The mixtape was also released as a commercial mixtape, exclusively on streaming platforms (such as Apple Music, Tidal, Amazon Music and Spotify) in its entirety, excluding the song "Bitches Like You".

== Background and release ==
On June 8, 2016, he collaborated with his MMG labelmates Meek Mill and Rick Ross on a song titled, "Make It Work", which was a lead single for Maybach Music Group's upcoming fourth compilation album Self Made Vol. 4, which was slated for release the following year. On June 9, 2016, he released a solo song called "Her Wave", which was the follow-up to the lead single for his fifth album "My PYT", which was released a month prior. Next, he released another song called "Reminisce", featuring fellow DMV rapper Phil Adé. On June 15, 2016, Wale announced on Twitter that his fifth studio album Shine would be released soon and he also announced that his mixtape would be dropping on Friday. He released another solo song called "Back to the Sun", hours before the mixtape release. Wale finally released a 17-track mixtape, called Summer on Sunset, as a prelude to Shine.

== Critical reception ==

Summer on Sunset was met with generally mixed reviews from music critics.

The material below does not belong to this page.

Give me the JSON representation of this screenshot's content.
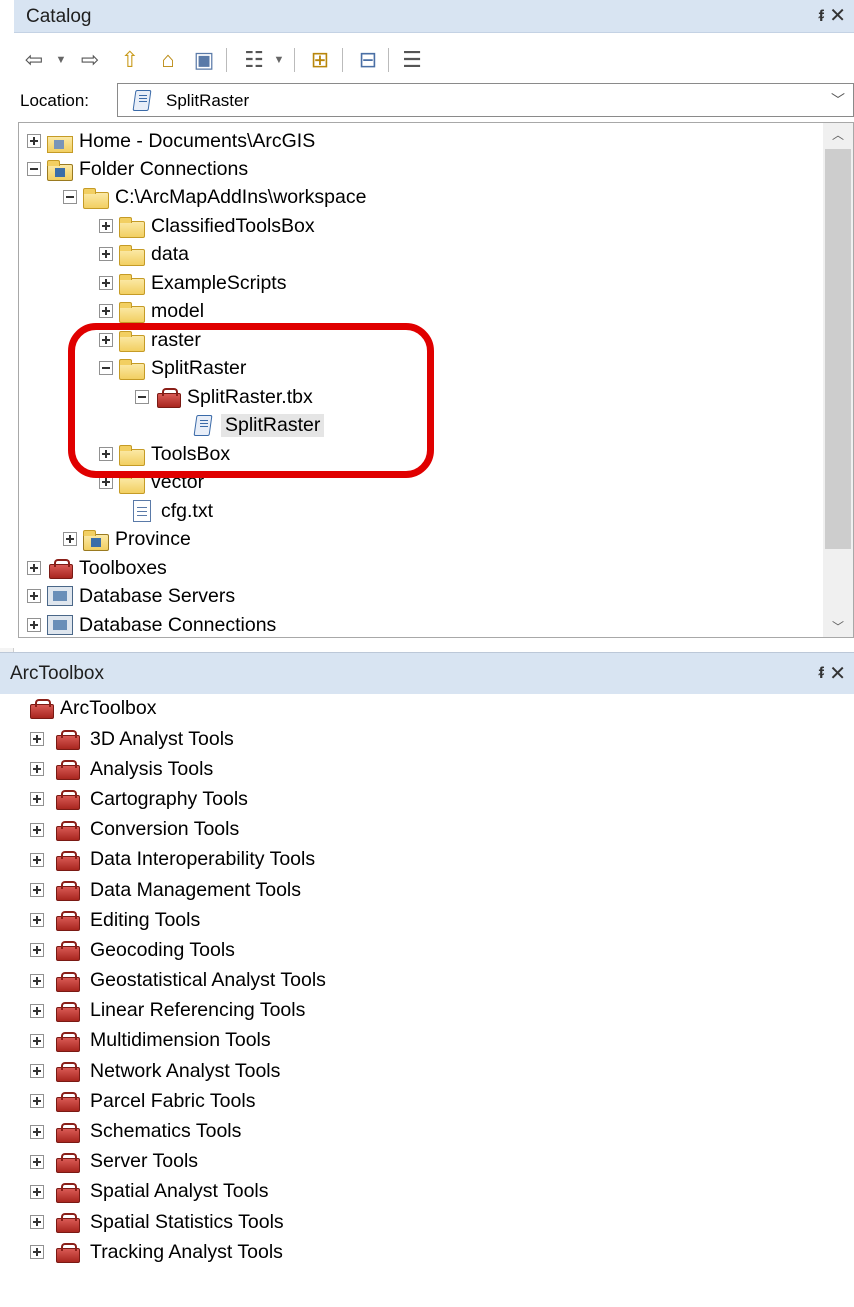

Narsimha Chintaluri of HipHopDX, commented saying the song "It's Too Late" plays like a "Drake-like reference track to Quentin Miller", "Publishing Checks" stands as a "soulless Young Thug knockoff", while "Paparazzi" veers into Fetty Wap's "lane of strained crooning". Plus, he commented, "regardless, catchy melodies are sprinkled throughout, making it easier to shrug off the feeling of familiarity". Also, he praised "Gangsta Boogie", for being an undeniable highlight complete with a cook-out vibe and a classic bass-heavy-west-coast bounce over which legends Kurupt and Daz Dillinger impart insight and cautionary tales as a foil to Wale's fish-out-of-water perspective". Plus, the critic says that "Wale's music has always played off of the luxurious allure of Hollywood, so his move to L.A., which ties this tape together conceptually is fitting". He also commented that DJ Mustard made a "fleeting appearance" to set the tone early on, but standouts like "Gangsta Boogie" are ultimately produced by rising composers such as DJ Chose. He praised the songs "Day By the Pool" and "Valentino", because of his "interesting beat-switches". And finally, he praised the whole mixtape stating: "Summer on Sunset is a "carefully constructed promo" for Shine. It showcases Wale's adaption to a soundscape filled with Lil Uzi Vert's and Lil Yachty's, is loosely stitched together by a familiar tale of Tinseltown disillusionment, and could work as the rise before the inevitable fall".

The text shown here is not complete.